Brazil Industrial Output Plunges: Let´s Check the Numbers

The Brazilian statistics agency today said that industrial output shrank for a second month in November. The numbers look rather worrisome: production of two in every three manufactured goods fell last month; the output drop, on a year-on-year monthly basis, of 6.2 percent was the steepest since 2001; the 5.2 percent decline in the month-on-month seasonally adjusted indicator was the worst since 1995. Terrible.

We haven't obviously seen the impact of the stimuli implemented by the Lula administration (which began late in October and mainly consists of measures to ease the allocation of credit for manufacturers.) In the same token, the industrial production numbers somehow reflect the terrifying results affecting Brazil's trade balance -- exports of manufactured goods are taking the toll of the global recession. Imports from the U.S., Brazil's second-biggest trade partner, jumped 35 percent last year, compared with an mere increase in exports of 8 percent.

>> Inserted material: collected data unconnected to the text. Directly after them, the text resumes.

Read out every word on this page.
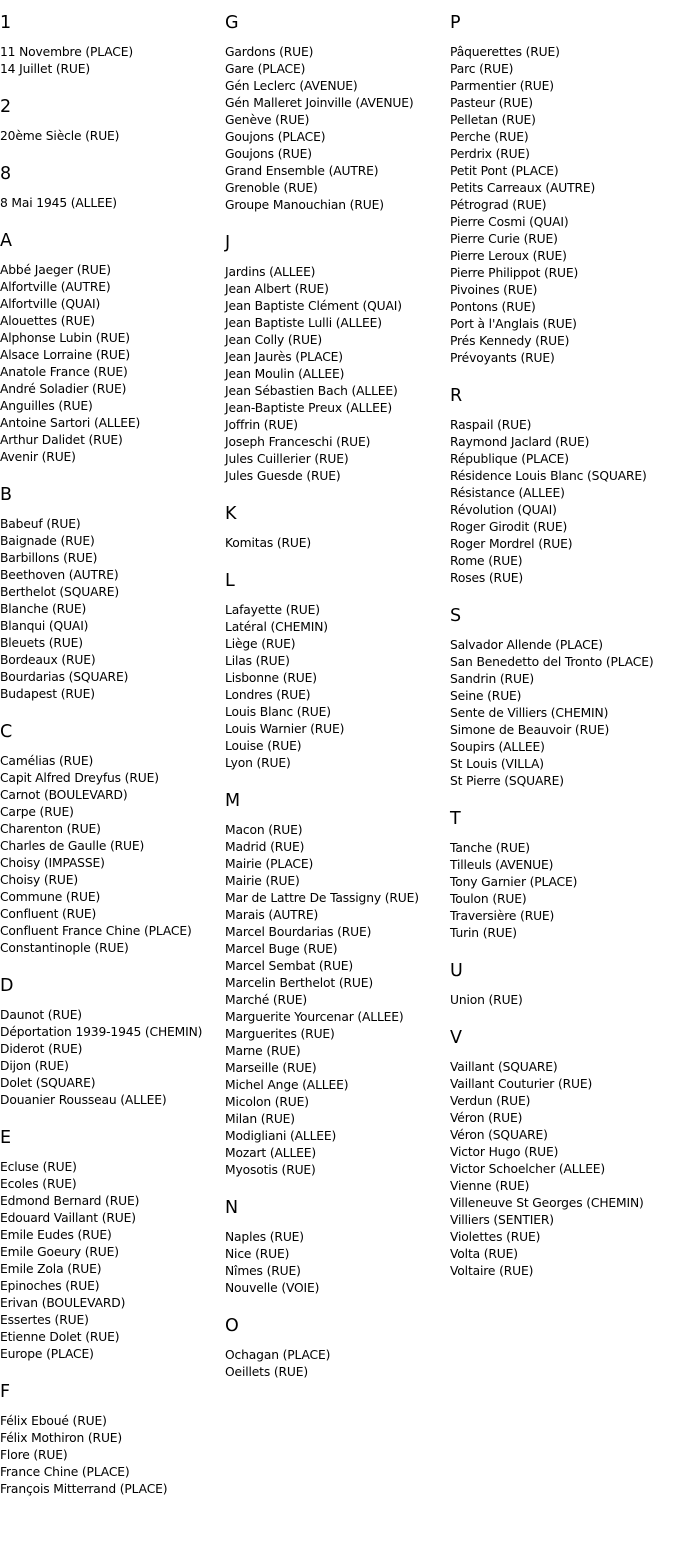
1
11 Novembre (PLACE)
14 Juillet (RUE)
2
20ème Siècle (RUE)
8
8 Mai 1945 (ALLEE)
A
Abbé Jaeger (RUE)
Alfortville (AUTRE)
Alfortville (QUAI)
Alouettes (RUE)
Alphonse Lubin (RUE)
Alsace Lorraine (RUE)
Anatole France (RUE)
André Soladier (RUE)
Anguilles (RUE)
Antoine Sartori (ALLEE)
Arthur Dalidet (RUE)
Avenir (RUE)
B
Babeuf (RUE)
Baignade (RUE)
Barbillons (RUE)
Beethoven (AUTRE)
Berthelot (SQUARE)
Blanche (RUE)
Blanqui (QUAI)
Bleuets (RUE)
Bordeaux (RUE)
Bourdarias (SQUARE)
Budapest (RUE)
C
Camélias (RUE)
Capit Alfred Dreyfus (RUE)
Carnot (BOULEVARD)
Carpe (RUE)
Charenton (RUE)
Charles de Gaulle (RUE)
Choisy (IMPASSE)
Choisy (RUE)
Commune (RUE)
Confluent (RUE)
Confluent France Chine (PLACE)
Constantinople (RUE)
D
Daunot (RUE)
Déportation 1939-1945 (CHEMIN)
Diderot (RUE)
Dijon (RUE)
Dolet (SQUARE)
Douanier Rousseau (ALLEE)
E
Ecluse (RUE)
Ecoles (RUE)
Edmond Bernard (RUE)
Edouard Vaillant (RUE)
Emile Eudes (RUE)
Emile Goeury (RUE)
Emile Zola (RUE)
Epinoches (RUE)
Erivan (BOULEVARD)
Essertes (RUE)
Etienne Dolet (RUE)
Europe (PLACE)
F
Félix Eboué (RUE)
Félix Mothiron (RUE)
Flore (RUE)
France Chine (PLACE)
François Mitterrand (PLACE)
G
Gardons (RUE)
Gare (PLACE)
Gén Leclerc (AVENUE)
Gén Malleret Joinville (AVENUE)
Genève (RUE)
Goujons (PLACE)
Goujons (RUE)
Grand Ensemble (AUTRE)
Grenoble (RUE)
Groupe Manouchian (RUE)
J
Jardins (ALLEE)
Jean Albert (RUE)
Jean Baptiste Clément (QUAI)
Jean Baptiste Lulli (ALLEE)
Jean Colly (RUE)
Jean Jaurès (PLACE)
Jean Moulin (ALLEE)
Jean Sébastien Bach (ALLEE)
Jean-Baptiste Preux (ALLEE)
Joffrin (RUE)
Joseph Franceschi (RUE)
Jules Cuillerier (RUE)
Jules Guesde (RUE)
K
Komitas (RUE)
L
Lafayette (RUE)
Latéral (CHEMIN)
Liège (RUE)
Lilas (RUE)
Lisbonne (RUE)
Londres (RUE)
Louis Blanc (RUE)
Louis Warnier (RUE)
Louise (RUE)
Lyon (RUE)
M
Macon (RUE)
Madrid (RUE)
Mairie (PLACE)
Mairie (RUE)
Mar de Lattre De Tassigny (RUE)
Marais (AUTRE)
Marcel Bourdarias (RUE)
Marcel Buge (RUE)
Marcel Sembat (RUE)
Marcelin Berthelot (RUE)
Marché (RUE)
Marguerite Yourcenar (ALLEE)
Marguerites (RUE)
Marne (RUE)
Marseille (RUE)
Michel Ange (ALLEE)
Micolon (RUE)
Milan (RUE)
Modigliani (ALLEE)
Mozart (ALLEE)
Myosotis (RUE)
N
Naples (RUE)
Nice (RUE)
Nîmes (RUE)
Nouvelle (VOIE)
O
Ochagan (PLACE)
Oeillets (RUE)
P
Pâquerettes (RUE)
Parc (RUE)
Parmentier (RUE)
Pasteur (RUE)
Pelletan (RUE)
Perche (RUE)
Perdrix (RUE)
Petit Pont (PLACE)
Petits Carreaux (AUTRE)
Pétrograd (RUE)
Pierre Cosmi (QUAI)
Pierre Curie (RUE)
Pierre Leroux (RUE)
Pierre Philippot (RUE)
Pivoines (RUE)
Pontons (RUE)
Port à l'Anglais (RUE)
Prés Kennedy (RUE)
Prévoyants (RUE)
R
Raspail (RUE)
Raymond Jaclard (RUE)
République (PLACE)
Résidence Louis Blanc (SQUARE)
Résistance (ALLEE)
Révolution (QUAI)
Roger Girodit (RUE)
Roger Mordrel (RUE)
Rome (RUE)
Roses (RUE)
S
Salvador Allende (PLACE)
San Benedetto del Tronto (PLACE)
Sandrin (RUE)
Seine (RUE)
Sente de Villiers (CHEMIN)
Simone de Beauvoir (RUE)
Soupirs (ALLEE)
St Louis (VILLA)
St Pierre (SQUARE)
T
Tanche (RUE)
Tilleuls (AVENUE)
Tony Garnier (PLACE)
Toulon (RUE)
Traversière (RUE)
Turin (RUE)
U
Union (RUE)
V
Vaillant (SQUARE)
Vaillant Couturier (RUE)
Verdun (RUE)
Véron (RUE)
Véron (SQUARE)
Victor Hugo (RUE)
Victor Schoelcher (ALLEE)
Vienne (RUE)
Villeneuve St Georges (CHEMIN)
Villiers (SENTIER)
Violettes (RUE)
Volta (RUE)
Voltaire (RUE)
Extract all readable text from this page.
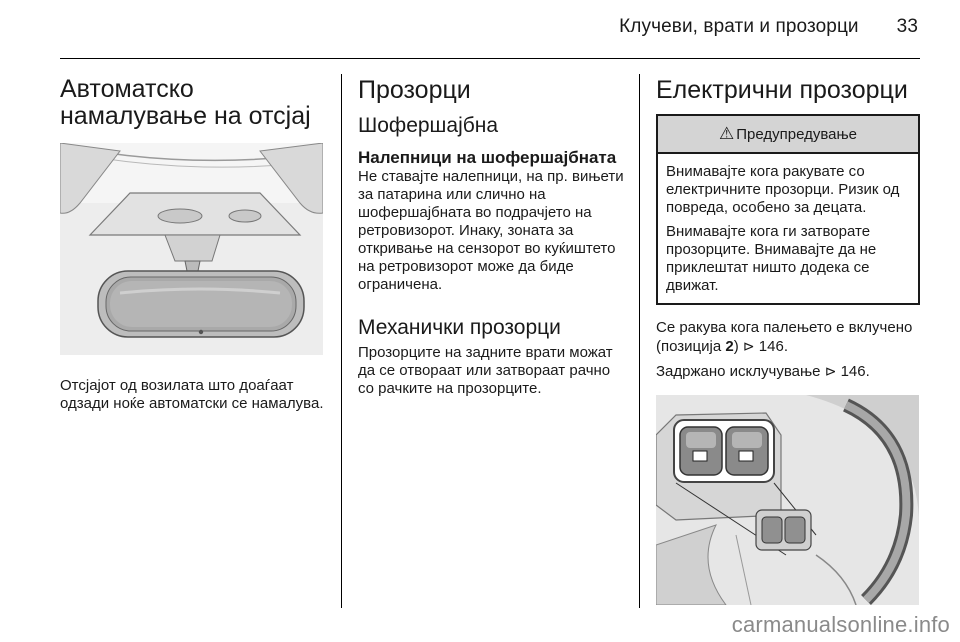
Клучеви, врати и прозорци 33
Автоматско намалување на отсјај

Отсјајот од возилата што доаѓаат одзади ноќе автоматски се намалува.

Прозорци
Шофершајбна
Налепници на шофершајбната

Не ставајте налепници, на пр. вињети за патарина или слично на шофершајбната во подрачјето на ретровизорот. Инаку, зоната за откривање на сензорот во куќиштето на ретровизорот може да биде ограничена.

Механички прозорци

Прозорците на задните врати можат да се отвораат или затвораат рачно со рачките на прозорците.

Електрични прозорци
⚠ Предупредување

Внимавајте кога ракувате со електричните прозорци. Ризик од повреда, особено за децата.

Внимавајте кога ги затворате прозорците. Внимавајте да не приклештат ништо додека се движат.

Се ракува кога палењето е вклучено (позиција 2) ⊳ 146.

Задржано исклучување ⊳ 146.

carmanualsonline.info
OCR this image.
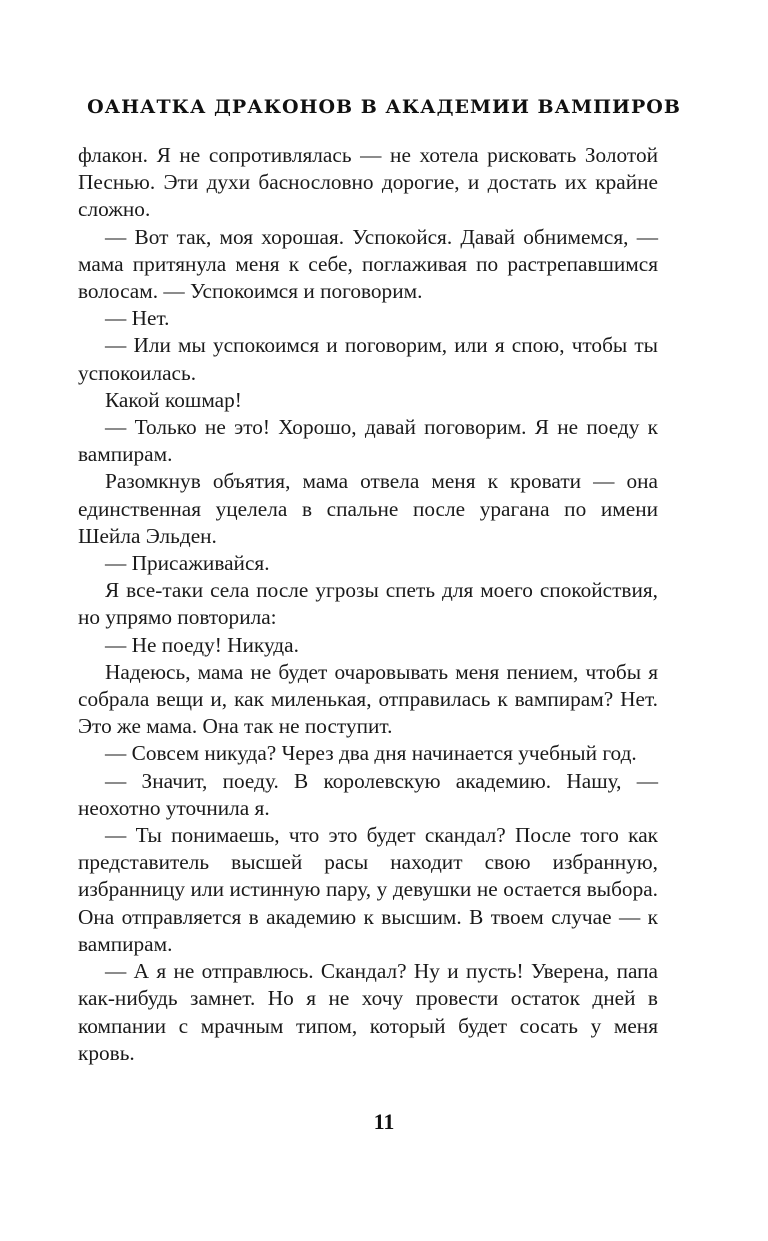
ОАНАТКА ДРАКОНОВ В АКАДЕМИИ ВАМПИРОВ

флакон. Я не сопротивлялась — не хотела рисковать Золотой Песнью. Эти духи баснословно дорогие, и достать их крайне сложно.

— Вот так, моя хорошая. Успокойся. Давай обнимемся, — мама притянула меня к себе, поглаживая по растрепавшимся волосам. — Успокоимся и поговорим.

— Нет.

— Или мы успокоимся и поговорим, или я спою, чтобы ты успокоилась.

Какой кошмар!

— Только не это! Хорошо, давай поговорим. Я не поеду к вампирам.

Разомкнув объятия, мама отвела меня к кровати — она единственная уцелела в спальне после урагана по имени Шейла Эльден.

— Присаживайся.

Я все-таки села после угрозы спеть для моего спокойствия, но упрямо повторила:

— Не поеду! Никуда.

Надеюсь, мама не будет очаровывать меня пением, чтобы я собрала вещи и, как миленькая, отправилась к вампирам? Нет. Это же мама. Она так не поступит.

— Совсем никуда? Через два дня начинается учебный год.

— Значит, поеду. В королевскую академию. Нашу, — неохотно уточнила я.

— Ты понимаешь, что это будет скандал? После того как представитель высшей расы находит свою избранную, избранницу или истинную пару, у девушки не остается выбора. Она отправляется в академию к высшим. В твоем случае — к вампирам.

— А я не отправлюсь. Скандал? Ну и пусть! Уверена, папа как-нибудь замнет. Но я не хочу провести остаток дней в компании с мрачным типом, который будет сосать у меня кровь.

11
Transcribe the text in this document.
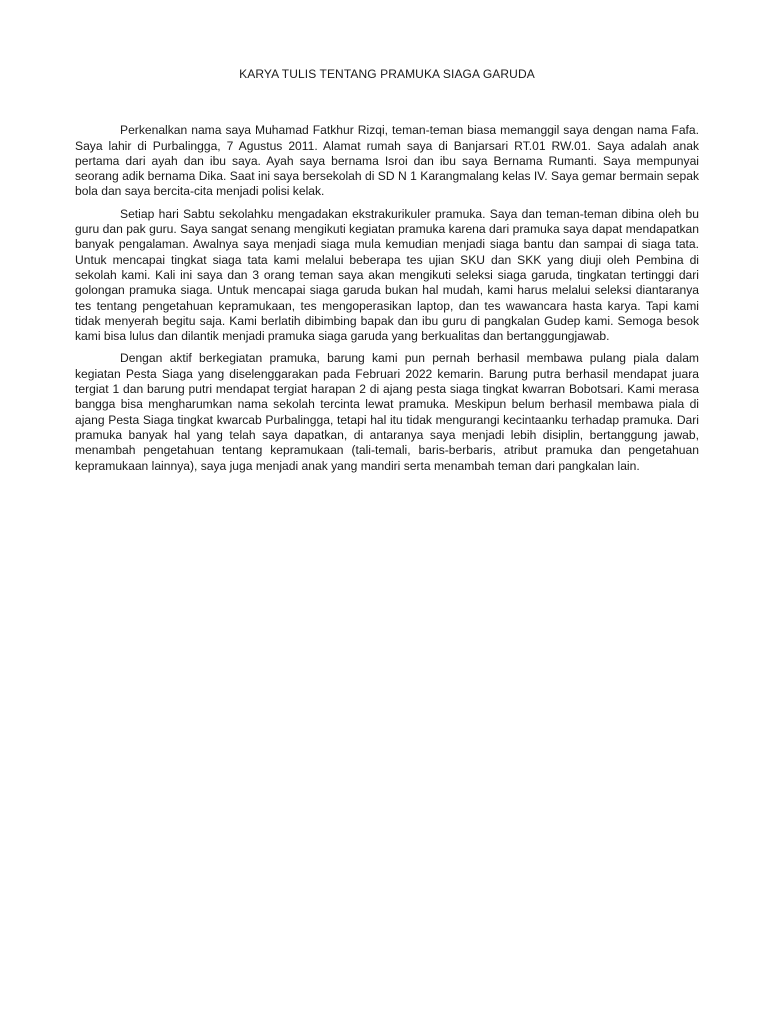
KARYA TULIS TENTANG PRAMUKA SIAGA GARUDA

Perkenalkan nama saya Muhamad Fatkhur Rizqi, teman-teman biasa memanggil saya dengan nama Fafa. Saya lahir di Purbalingga, 7 Agustus 2011. Alamat rumah saya di Banjarsari RT.01 RW.01. Saya adalah anak pertama dari ayah dan ibu saya. Ayah saya bernama Isroi dan ibu saya Bernama Rumanti. Saya mempunyai seorang adik bernama Dika. Saat ini saya bersekolah di SD N 1 Karangmalang kelas IV. Saya gemar bermain sepak bola dan saya bercita-cita menjadi polisi kelak.

Setiap hari Sabtu sekolahku mengadakan ekstrakurikuler pramuka. Saya dan teman-teman dibina oleh bu guru dan pak guru. Saya sangat senang mengikuti kegiatan pramuka karena dari pramuka saya dapat mendapatkan banyak pengalaman. Awalnya saya menjadi siaga mula kemudian menjadi siaga bantu dan sampai di siaga tata. Untuk mencapai tingkat siaga tata kami melalui beberapa tes ujian SKU dan SKK yang diuji oleh Pembina di sekolah kami. Kali ini saya dan 3 orang teman saya akan mengikuti seleksi siaga garuda, tingkatan tertinggi dari golongan pramuka siaga. Untuk mencapai siaga garuda bukan hal mudah, kami harus melalui seleksi diantaranya tes tentang pengetahuan kepramukaan, tes mengoperasikan laptop, dan tes wawancara hasta karya. Tapi kami tidak menyerah begitu saja. Kami berlatih dibimbing bapak dan ibu guru di pangkalan Gudep kami. Semoga besok kami bisa lulus dan dilantik menjadi pramuka siaga garuda yang berkualitas dan bertanggungjawab.

Dengan aktif berkegiatan pramuka, barung kami pun pernah berhasil membawa pulang piala dalam kegiatan Pesta Siaga yang diselenggarakan pada Februari 2022 kemarin. Barung putra berhasil mendapat juara tergiat 1 dan barung putri mendapat tergiat harapan 2 di ajang pesta siaga tingkat kwarran Bobotsari. Kami merasa bangga bisa mengharumkan nama sekolah tercinta lewat pramuka. Meskipun belum berhasil membawa piala di ajang Pesta Siaga tingkat kwarcab Purbalingga, tetapi hal itu tidak mengurangi kecintaanku terhadap pramuka. Dari pramuka banyak hal yang telah saya dapatkan, di antaranya saya menjadi lebih disiplin, bertanggung jawab, menambah pengetahuan tentang kepramukaan (tali-temali, baris-berbaris, atribut pramuka dan pengetahuan kepramukaan lainnya), saya juga menjadi anak yang mandiri serta menambah teman dari pangkalan lain.
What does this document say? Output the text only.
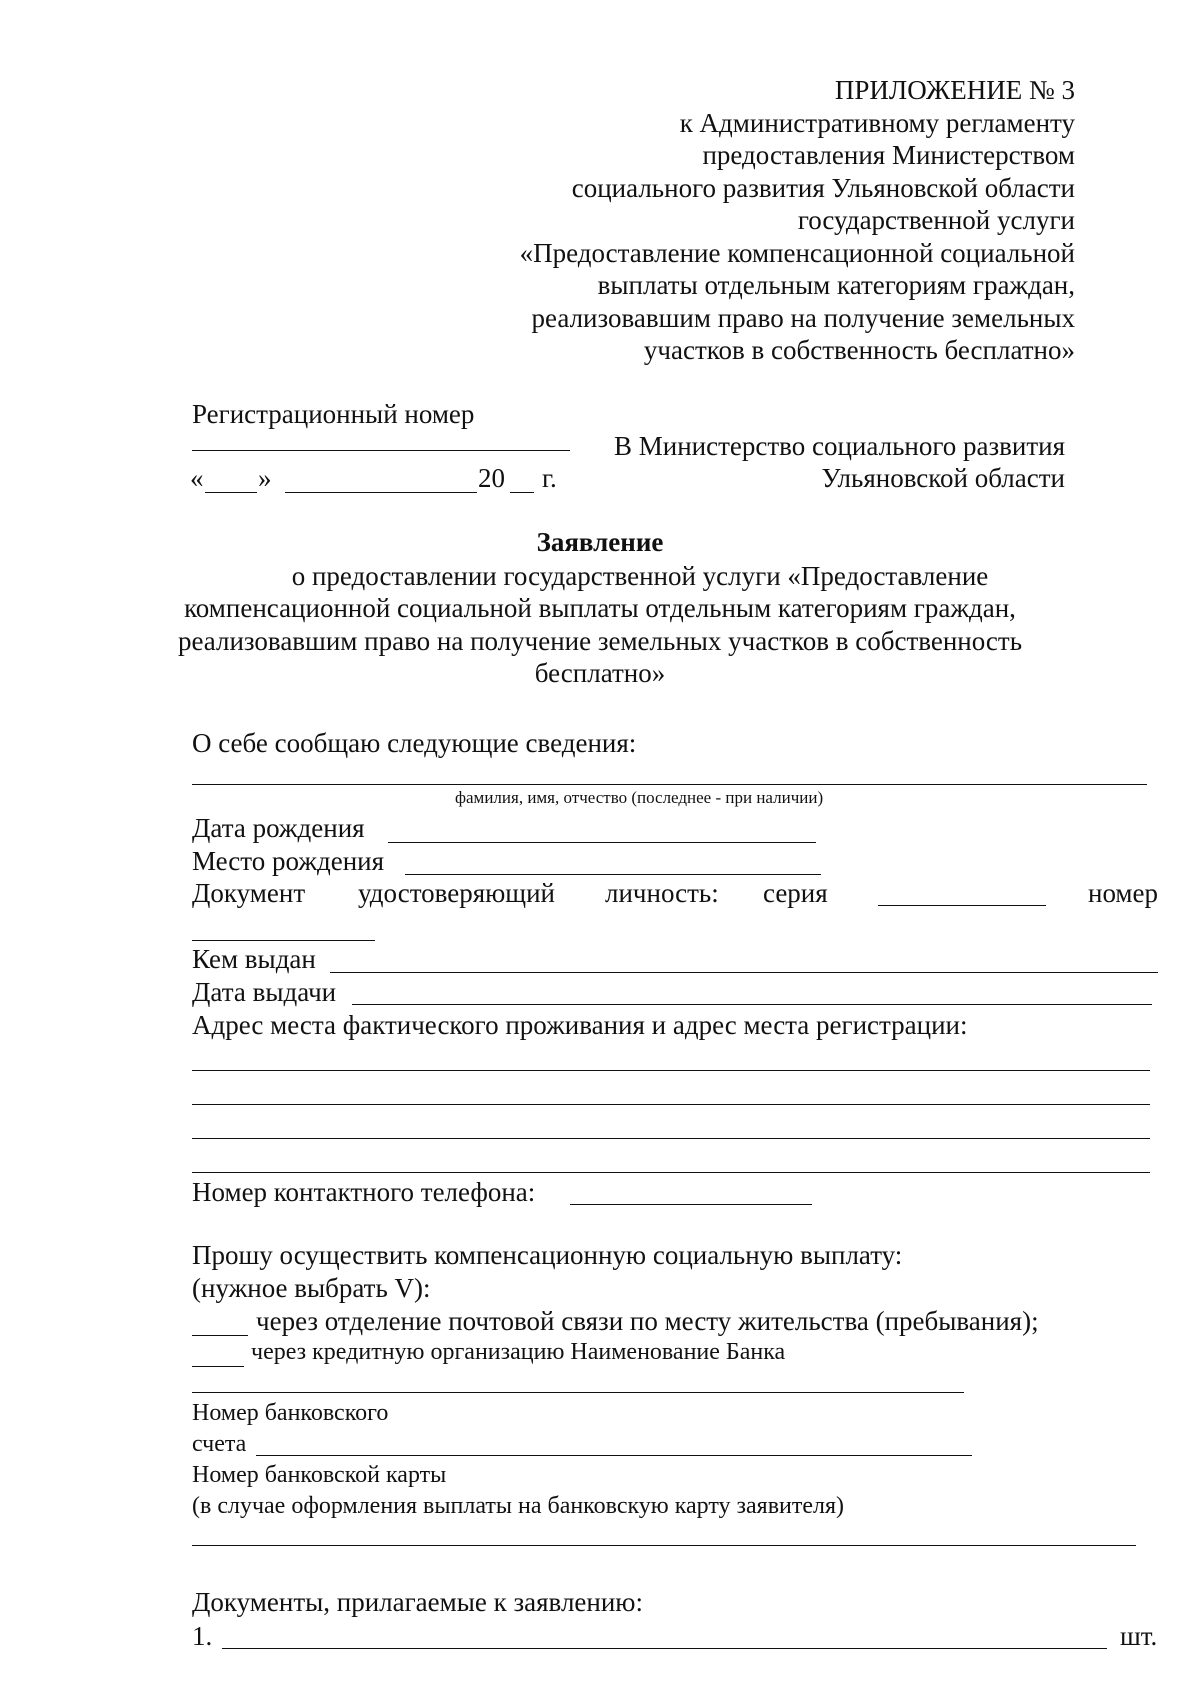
ПРИЛОЖЕНИЕ № 3
к Административному регламенту
предоставления Министерством
социального развития Ульяновской области
государственной услуги
«Предоставление компенсационной социальной
выплаты отдельным категориям граждан,
реализовавшим право на получение земельных
участков в собственность бесплатно»
Регистрационный номер
« »	20 г.
В Министерство социального развития
Ульяновской области
Заявление
о предоставлении государственной услуги «Предоставление
компенсационной социальной выплаты отдельным категориям граждан,
реализовавшим право на получение земельных участков в собственность
бесплатно»
О себе сообщаю следующие сведения:
фамилия, имя, отчество (последнее - при наличии)
Дата рождения
Место рождения
Документ удостоверяющий личность: серия	номер
Кем выдан
Дата выдачи
Адрес места фактического проживания и адрес места регистрации:
Номер контактного телефона:
Прошу осуществить компенсационную социальную выплату:
(нужное выбрать V):
через отделение почтовой связи по месту жительства (пребывания);
через кредитную организацию Наименование Банка
Номер банковского
счета
Номер банковской карты
(в случае оформления выплаты на банковскую карту заявителя)
Документы, прилагаемые к заявлению:
1.	шт.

Brazil’s growth downturn story probably will be worse than most observers expect. According to the agency, 22 out of the 27 sub sectors surveyed showed declines. The agency measured the intensity of the downturn in October and November, -- an 8 percent drop in manufacturing output, -- showing how brusque the scenario is changing for companies. We had published in this blog excerpts of a report by Morgan Stanley in which they were seriously considering such a scenario for Brazil, that is, a violent economic deceleration taking growth close to zero from about 7 percent in a space of two quarters. Those who still believe that Brazil will escape recession are overly optimistic.

This also goes to the nation's policymakers, who are betting on strong counter-cyclical action to prevent the economy skidding into recession. Contrary to what many specialists believe and preach, Brazil is running down of the ammo necessary to avert a profound slowdown -- it lacks of the necessary ability and space to boost fiscal spending without incurring into debt financing, and the little impact on confidence that lax monetary policy will have. The next numbers that we should pay attention to is the numbers in the labor markets. A bigger-than-expected spike in urban unemployment in the last quarter of 2008 will ring the warning bells -- and may force Lula to think of new tools that help him avoid the inevitable.

(Note: don't forget that Lula is set to announce a series of new anti-crisis measures by Jan. 20. We will try to find out what they are all about ahead of the announcement for you, dear readers.)